Gradient of Kronecker Product Function

1k Views Asked by At

Suppose I have a matrix A and vectors c,b. Then how can I compute this expression: $$ \nabla_c b^T(A \otimes c)b, $$ assuming the multiplication is compatible of course?

I've found this article but im not sure how reliable it is.

2

There are 2 best solutions below

4
On BEST ANSWER

Write the function using the Frobenius (:) Inner Product $$\eqalign{ f &= b^T(A\otimes c)b \cr &= (A\otimes c):bb^T \cr }$$ At this point, we need to factor the $bb^T$ matrix $$\eqalign{ bb^T &= \sum_{k=1}^r Z_k\otimes Y_k \cr }$$ where the $Z_k$ matrices have the same shape as $A$, and $Y_k$ the same shape as $c$.

Look for the classic paper "Approximation with Kronecker Products" by van Loan and Pitsianis, or Pitsianis' 1997 dissertation (which contains Matlab code).

Substitute the factorization, then calculate the differential and gradient $$\eqalign{ f &= (A\otimes c) : \sum_{k=1}^r Z_k\otimes Y_k \cr &= \sum_{k=1}^r (Z_k:A) (Y_k:c) \cr\cr df &= \sum_{k=1}^r (Z_k:A)\,Y_k :dc \cr\cr \frac{\partial f}{\partial c} &= \sum_{k=1}^r (A:Z_k)\,Y_k \cr }$$

0
On

@ CSA , why do you want to calculate the gradient, a simple, but complicated to write, tensor, while the calculation of the derivative is so easy and is equally effective? (the knowledge of the derivative is equivalent to the knowledge of the gradient).

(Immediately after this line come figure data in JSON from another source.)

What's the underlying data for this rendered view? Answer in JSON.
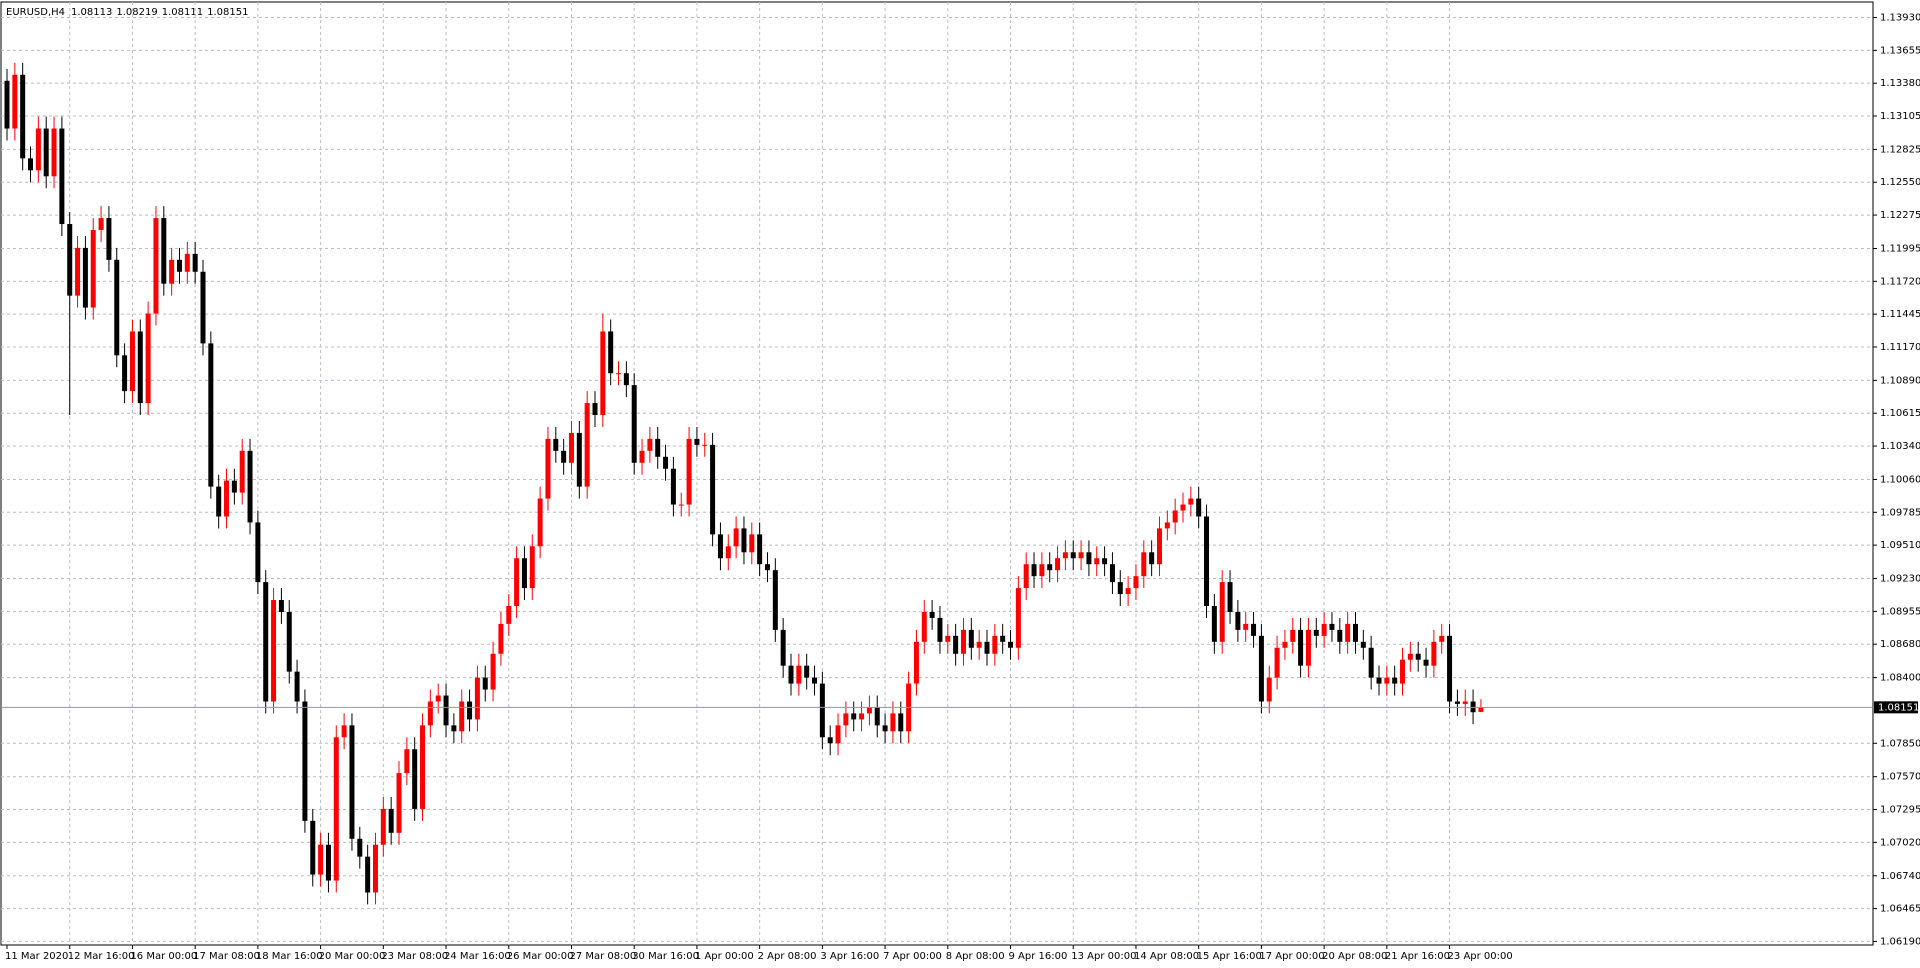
{
  "chart_data": {
    "type": "candlestick",
    "symbol": "EURUSD,H4",
    "up_color": "#ff0000",
    "down_color": "#000000",
    "grid": true,
    "ylim": [
      1.0616,
      1.1406
    ],
    "yticks": [
      {
        "value": 1.1393,
        "label": "1.13930"
      },
      1.13655,
      {
        "value": 1.1338,
        "label": "1.13380"
      },
      1.13105,
      1.12825,
      {
        "value": 1.1255,
        "label": "1.12550"
      },
      1.12275,
      1.11995,
      {
        "value": 1.1172,
        "label": "1.11720"
      },
      1.11445,
      {
        "value": 1.1117,
        "label": "1.11170"
      },
      {
        "value": 1.1089,
        "label": "1.10890"
      },
      1.10615,
      {
        "value": 1.1034,
        "label": "1.10340"
      },
      {
        "value": 1.1006,
        "label": "1.10060"
      },
      1.09785,
      {
        "value": 1.0951,
        "label": "1.09510"
      },
      {
        "value": 1.0923,
        "label": "1.09230"
      },
      1.08955,
      {
        "value": 1.0868,
        "label": "1.08680"
      },
      {
        "value": 1.084,
        "label": "1.08400"
      },
      {
        "value": 1.0785,
        "label": "1.07850"
      },
      {
        "value": 1.0757,
        "label": "1.07570"
      },
      1.07295,
      {
        "value": 1.0702,
        "label": "1.07020"
      },
      {
        "value": 1.0674,
        "label": "1.06740"
      },
      1.06465,
      {
        "value": 1.0619,
        "label": "1.06190"
      }
    ],
    "categories": [
      "11 Mar 2020",
      null,
      null,
      null,
      null,
      null,
      null,
      null,
      "12 Mar 16:00",
      null,
      null,
      null,
      null,
      null,
      null,
      null,
      "16 Mar 00:00",
      null,
      null,
      null,
      null,
      null,
      null,
      null,
      "17 Mar 08:00",
      null,
      null,
      null,
      null,
      null,
      null,
      null,
      "18 Mar 16:00",
      null,
      null,
      null,
      null,
      null,
      null,
      null,
      "20 Mar 00:00",
      null,
      null,
      null,
      null,
      null,
      null,
      null,
      "23 Mar 08:00",
      null,
      null,
      null,
      null,
      null,
      null,
      null,
      "24 Mar 16:00",
      null,
      null,
      null,
      null,
      null,
      null,
      null,
      "26 Mar 00:00",
      null,
      null,
      null,
      null,
      null,
      null,
      null,
      "27 Mar 08:00",
      null,
      null,
      null,
      null,
      null,
      null,
      null,
      "30 Mar 16:00",
      null,
      null,
      null,
      null,
      null,
      null,
      null,
      "1 Apr 00:00",
      null,
      null,
      null,
      null,
      null,
      null,
      null,
      "2 Apr 08:00",
      null,
      null,
      null,
      null,
      null,
      null,
      null,
      "3 Apr 16:00",
      null,
      null,
      null,
      null,
      null,
      null,
      null,
      "7 Apr 00:00",
      null,
      null,
      null,
      null,
      null,
      null,
      null,
      "8 Apr 08:00",
      null,
      null,
      null,
      null,
      null,
      null,
      null,
      "9 Apr 16:00",
      null,
      null,
      null,
      null,
      null,
      null,
      null,
      "13 Apr 00:00",
      null,
      null,
      null,
      null,
      null,
      null,
      null,
      "14 Apr 08:00",
      null,
      null,
      null,
      null,
      null,
      null,
      null,
      "15 Apr 16:00",
      null,
      null,
      null,
      null,
      null,
      null,
      null,
      "17 Apr 00:00",
      null,
      null,
      null,
      null,
      null,
      null,
      null,
      "20 Apr 08:00",
      null,
      null,
      null,
      null,
      null,
      null,
      null,
      "21 Apr 16:00",
      null,
      null,
      null,
      null,
      null,
      null,
      null,
      "23 Apr 00:00",
      null,
      null,
      null,
      null
    ],
    "ohlc": [
      [
        1.134,
        1.135,
        1.129,
        1.13
      ],
      [
        1.13,
        1.1355,
        1.129,
        1.1345
      ],
      [
        1.1345,
        1.1355,
        1.1265,
        1.1275
      ],
      [
        1.1275,
        1.1285,
        1.1255,
        1.1265
      ],
      [
        1.1265,
        1.131,
        1.1255,
        1.13
      ],
      [
        1.13,
        1.131,
        1.125,
        1.126
      ],
      [
        1.126,
        1.131,
        1.125,
        1.13
      ],
      [
        1.13,
        1.131,
        1.121,
        1.122
      ],
      [
        1.122,
        1.123,
        1.106,
        1.116
      ],
      [
        1.116,
        1.121,
        1.115,
        1.12
      ],
      [
        1.12,
        1.121,
        1.114,
        1.115
      ],
      [
        1.115,
        1.1225,
        1.114,
        1.1215
      ],
      [
        1.1215,
        1.1235,
        1.1205,
        1.1225
      ],
      [
        1.1225,
        1.1235,
        1.118,
        1.119
      ],
      [
        1.119,
        1.12,
        1.11,
        1.111
      ],
      [
        1.111,
        1.112,
        1.107,
        1.108
      ],
      [
        1.108,
        1.114,
        1.107,
        1.113
      ],
      [
        1.113,
        1.114,
        1.106,
        1.107
      ],
      [
        1.107,
        1.1155,
        1.106,
        1.1145
      ],
      [
        1.1145,
        1.1235,
        1.1135,
        1.1225
      ],
      [
        1.1225,
        1.1235,
        1.116,
        1.117
      ],
      [
        1.117,
        1.12,
        1.116,
        1.119
      ],
      [
        1.119,
        1.12,
        1.117,
        1.118
      ],
      [
        1.118,
        1.1205,
        1.117,
        1.1195
      ],
      [
        1.1195,
        1.1205,
        1.117,
        1.118
      ],
      [
        1.118,
        1.119,
        1.111,
        1.112
      ],
      [
        1.112,
        1.113,
        1.099,
        1.1
      ],
      [
        1.1,
        1.101,
        1.0965,
        1.0975
      ],
      [
        1.0975,
        1.1015,
        1.0965,
        1.1005
      ],
      [
        1.1005,
        1.1015,
        1.0985,
        1.0995
      ],
      [
        1.0995,
        1.104,
        1.0985,
        1.103
      ],
      [
        1.103,
        1.104,
        1.096,
        1.097
      ],
      [
        1.097,
        1.098,
        1.091,
        1.092
      ],
      [
        1.092,
        1.093,
        1.081,
        1.082
      ],
      [
        1.082,
        1.0915,
        1.081,
        1.0905
      ],
      [
        1.0905,
        1.0915,
        1.0885,
        1.0895
      ],
      [
        1.0895,
        1.0905,
        1.0835,
        1.0845
      ],
      [
        1.0845,
        1.0855,
        1.081,
        1.082
      ],
      [
        1.082,
        1.083,
        1.071,
        1.072
      ],
      [
        1.072,
        1.073,
        1.0665,
        1.0675
      ],
      [
        1.0675,
        1.071,
        1.0665,
        1.07
      ],
      [
        1.07,
        1.071,
        1.066,
        1.067
      ],
      [
        1.067,
        1.08,
        1.066,
        1.079
      ],
      [
        1.079,
        1.081,
        1.078,
        1.08
      ],
      [
        1.08,
        1.081,
        1.0695,
        1.0705
      ],
      [
        1.0705,
        1.0715,
        1.068,
        1.069
      ],
      [
        1.069,
        1.07,
        1.065,
        1.066
      ],
      [
        1.066,
        1.071,
        1.065,
        1.07
      ],
      [
        1.07,
        1.074,
        1.069,
        1.073
      ],
      [
        1.073,
        1.074,
        1.07,
        1.071
      ],
      [
        1.071,
        1.077,
        1.07,
        1.076
      ],
      [
        1.076,
        1.079,
        1.075,
        1.078
      ],
      [
        1.078,
        1.079,
        1.072,
        1.073
      ],
      [
        1.073,
        1.081,
        1.072,
        1.08
      ],
      [
        1.08,
        1.083,
        1.079,
        1.082
      ],
      [
        1.082,
        1.0835,
        1.081,
        1.0825
      ],
      [
        1.0825,
        1.0835,
        1.079,
        1.08
      ],
      [
        1.08,
        1.081,
        1.0785,
        1.0795
      ],
      [
        1.0795,
        1.083,
        1.0785,
        1.082
      ],
      [
        1.082,
        1.083,
        1.0795,
        1.0805
      ],
      [
        1.0805,
        1.085,
        1.0795,
        1.084
      ],
      [
        1.084,
        1.085,
        1.082,
        1.083
      ],
      [
        1.083,
        1.087,
        1.082,
        1.086
      ],
      [
        1.086,
        1.0895,
        1.085,
        1.0885
      ],
      [
        1.0885,
        1.091,
        1.0875,
        1.09
      ],
      [
        1.09,
        1.095,
        1.089,
        1.094
      ],
      [
        1.094,
        1.095,
        1.0905,
        1.0915
      ],
      [
        1.0915,
        1.096,
        1.0905,
        1.095
      ],
      [
        1.095,
        1.1,
        1.094,
        1.099
      ],
      [
        1.099,
        1.105,
        1.098,
        1.104
      ],
      [
        1.104,
        1.105,
        1.102,
        1.103
      ],
      [
        1.103,
        1.104,
        1.101,
        1.102
      ],
      [
        1.102,
        1.1055,
        1.101,
        1.1045
      ],
      [
        1.1045,
        1.1055,
        1.099,
        1.1
      ],
      [
        1.1,
        1.108,
        1.099,
        1.107
      ],
      [
        1.107,
        1.108,
        1.105,
        1.106
      ],
      [
        1.106,
        1.1145,
        1.105,
        1.113
      ],
      [
        1.113,
        1.114,
        1.1085,
        1.1095
      ],
      [
        1.1095,
        1.1105,
        1.1085,
        1.1095
      ],
      [
        1.1095,
        1.1105,
        1.1075,
        1.1085
      ],
      [
        1.1085,
        1.1095,
        1.101,
        1.102
      ],
      [
        1.102,
        1.104,
        1.101,
        1.103
      ],
      [
        1.103,
        1.105,
        1.102,
        1.104
      ],
      [
        1.104,
        1.105,
        1.1015,
        1.1025
      ],
      [
        1.1025,
        1.1035,
        1.1005,
        1.1015
      ],
      [
        1.1015,
        1.1025,
        1.0975,
        1.0985
      ],
      [
        1.0985,
        1.0995,
        1.0975,
        1.0985
      ],
      [
        1.0985,
        1.105,
        1.0975,
        1.104
      ],
      [
        1.104,
        1.105,
        1.1025,
        1.1035
      ],
      [
        1.1035,
        1.1045,
        1.1025,
        1.1035
      ],
      [
        1.1035,
        1.1045,
        1.095,
        1.096
      ],
      [
        1.096,
        1.097,
        1.093,
        1.094
      ],
      [
        1.094,
        1.096,
        1.093,
        1.095
      ],
      [
        1.095,
        1.0975,
        1.094,
        1.0965
      ],
      [
        1.0965,
        1.0975,
        1.0935,
        1.0945
      ],
      [
        1.0945,
        1.097,
        1.0935,
        1.096
      ],
      [
        1.096,
        1.097,
        1.0925,
        1.0935
      ],
      [
        1.0935,
        1.0945,
        1.092,
        1.093
      ],
      [
        1.093,
        1.094,
        1.087,
        1.088
      ],
      [
        1.088,
        1.089,
        1.084,
        1.085
      ],
      [
        1.085,
        1.086,
        1.0825,
        1.0835
      ],
      [
        1.0835,
        1.086,
        1.0825,
        1.085
      ],
      [
        1.085,
        1.086,
        1.083,
        1.084
      ],
      [
        1.084,
        1.085,
        1.0825,
        1.0835
      ],
      [
        1.0835,
        1.0845,
        1.078,
        1.079
      ],
      [
        1.079,
        1.08,
        1.0775,
        1.0785
      ],
      [
        1.0785,
        1.081,
        1.0775,
        1.08
      ],
      [
        1.08,
        1.082,
        1.079,
        1.081
      ],
      [
        1.081,
        1.082,
        1.0795,
        1.0805
      ],
      [
        1.0805,
        1.082,
        1.0795,
        1.081
      ],
      [
        1.081,
        1.0825,
        1.08,
        1.0815
      ],
      [
        1.0815,
        1.0825,
        1.079,
        1.08
      ],
      [
        1.08,
        1.081,
        1.0785,
        1.0795
      ],
      [
        1.0795,
        1.082,
        1.0785,
        1.081
      ],
      [
        1.081,
        1.082,
        1.0785,
        1.0795
      ],
      [
        1.0795,
        1.0845,
        1.0785,
        1.0835
      ],
      [
        1.0835,
        1.088,
        1.0825,
        1.087
      ],
      [
        1.087,
        1.0905,
        1.086,
        1.0895
      ],
      [
        1.0895,
        1.0905,
        1.088,
        1.089
      ],
      [
        1.089,
        1.09,
        1.086,
        1.087
      ],
      [
        1.087,
        1.0885,
        1.086,
        1.0875
      ],
      [
        1.0875,
        1.0885,
        1.085,
        1.086
      ],
      [
        1.086,
        1.089,
        1.085,
        1.088
      ],
      [
        1.088,
        1.089,
        1.0855,
        1.0865
      ],
      [
        1.0865,
        1.088,
        1.0855,
        1.087
      ],
      [
        1.087,
        1.088,
        1.085,
        1.086
      ],
      [
        1.086,
        1.0885,
        1.085,
        1.0875
      ],
      [
        1.0875,
        1.0885,
        1.086,
        1.087
      ],
      [
        1.087,
        1.088,
        1.0855,
        1.0865
      ],
      [
        1.0865,
        1.0925,
        1.0855,
        1.0915
      ],
      [
        1.0915,
        1.0945,
        1.0905,
        1.0935
      ],
      [
        1.0935,
        1.0945,
        1.0915,
        1.0925
      ],
      [
        1.0925,
        1.0945,
        1.0915,
        1.0935
      ],
      [
        1.0935,
        1.0945,
        1.092,
        1.093
      ],
      [
        1.093,
        1.095,
        1.092,
        1.094
      ],
      [
        1.094,
        1.0955,
        1.093,
        1.0945
      ],
      [
        1.0945,
        1.0955,
        1.093,
        1.094
      ],
      [
        1.094,
        1.0955,
        1.093,
        1.0945
      ],
      [
        1.0945,
        1.0955,
        1.0925,
        1.0935
      ],
      [
        1.0935,
        1.095,
        1.0925,
        1.094
      ],
      [
        1.094,
        1.095,
        1.0925,
        1.0935
      ],
      [
        1.0935,
        1.0945,
        1.091,
        1.092
      ],
      [
        1.092,
        1.093,
        1.09,
        1.091
      ],
      [
        1.091,
        1.0925,
        1.09,
        1.0915
      ],
      [
        1.0915,
        1.0935,
        1.0905,
        1.0925
      ],
      [
        1.0925,
        1.0955,
        1.0915,
        1.0945
      ],
      [
        1.0945,
        1.0955,
        1.0925,
        1.0935
      ],
      [
        1.0935,
        1.0975,
        1.0925,
        1.0965
      ],
      [
        1.0965,
        1.098,
        1.0955,
        1.097
      ],
      [
        1.097,
        1.099,
        1.096,
        1.098
      ],
      [
        1.098,
        1.0995,
        1.097,
        1.0985
      ],
      [
        1.0985,
        1.1,
        1.0975,
        1.099
      ],
      [
        1.099,
        1.1,
        1.0965,
        1.0975
      ],
      [
        1.0975,
        1.0985,
        1.089,
        1.09
      ],
      [
        1.09,
        1.091,
        1.086,
        1.087
      ],
      [
        1.087,
        1.093,
        1.086,
        1.092
      ],
      [
        1.092,
        1.093,
        1.0885,
        1.0895
      ],
      [
        1.0895,
        1.0905,
        1.087,
        1.088
      ],
      [
        1.088,
        1.0895,
        1.087,
        1.0885
      ],
      [
        1.0885,
        1.0895,
        1.0865,
        1.0875
      ],
      [
        1.0875,
        1.0885,
        1.081,
        1.082
      ],
      [
        1.082,
        1.085,
        1.081,
        1.084
      ],
      [
        1.084,
        1.0875,
        1.083,
        1.0865
      ],
      [
        1.0865,
        1.088,
        1.0855,
        1.087
      ],
      [
        1.087,
        1.089,
        1.086,
        1.088
      ],
      [
        1.088,
        1.089,
        1.084,
        1.085
      ],
      [
        1.085,
        1.089,
        1.084,
        1.088
      ],
      [
        1.088,
        1.089,
        1.0865,
        1.0875
      ],
      [
        1.0875,
        1.0895,
        1.0865,
        1.0885
      ],
      [
        1.0885,
        1.0895,
        1.087,
        1.088
      ],
      [
        1.088,
        1.089,
        1.086,
        1.087
      ],
      [
        1.087,
        1.0895,
        1.086,
        1.0885
      ],
      [
        1.0885,
        1.0895,
        1.086,
        1.087
      ],
      [
        1.087,
        1.088,
        1.0855,
        1.0865
      ],
      [
        1.0865,
        1.0875,
        1.083,
        1.084
      ],
      [
        1.084,
        1.085,
        1.0825,
        1.0835
      ],
      [
        1.0835,
        1.085,
        1.0825,
        1.084
      ],
      [
        1.084,
        1.085,
        1.0825,
        1.0835
      ],
      [
        1.0835,
        1.0865,
        1.0825,
        1.0855
      ],
      [
        1.0855,
        1.087,
        1.0845,
        1.086
      ],
      [
        1.086,
        1.087,
        1.0845,
        1.0855
      ],
      [
        1.0855,
        1.0865,
        1.084,
        1.085
      ],
      [
        1.085,
        1.088,
        1.084,
        1.087
      ],
      [
        1.087,
        1.0885,
        1.086,
        1.0875
      ],
      [
        1.0875,
        1.0885,
        1.081,
        1.082
      ],
      [
        1.082,
        1.083,
        1.0808,
        1.0818
      ],
      [
        1.0818,
        1.083,
        1.0808,
        1.082
      ],
      [
        1.082,
        1.083,
        1.0801,
        1.0811
      ],
      [
        1.08113,
        1.08219,
        1.08111,
        1.08151
      ]
    ]
  }
}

Consider theorem 3.1 in your reference paper: let $f:A\in M_{m,n}\rightarrow A^TA$. The derivative is the simple linear application $Df_A:H\in M_{m,n}\rightarrow H^TA+A^TH$; from the previous result, we can derive the gradient of $f$: $\nabla(f)(A)=I\bigotimes A^T+(A^T\bigotimes I)T$ where $T$ is the permutation $H\rightarrow H^T$, that is, why make it simple when you can make it complicated.

In the same way, consider theorem 4.1 in same reference: let $g:A\in M_{m,n}\rightarrow A\bigotimes B$; since $g$ is linear, its derivative is $Dg_A:H\in M_{m,n}\rightarrow H\bigotimes B$. After $2$ pages of calculation, the gradient is presented in a very complicated form; where is the interest ?

Here $p:c\in \mathbb{R}^n\rightarrow b^T(A\bigotimes c)b$ is linear and its derivative is $h\in \mathbb{R}^n\rightarrow b^T(A\bigotimes h)b$, formula of a biblical simplicity.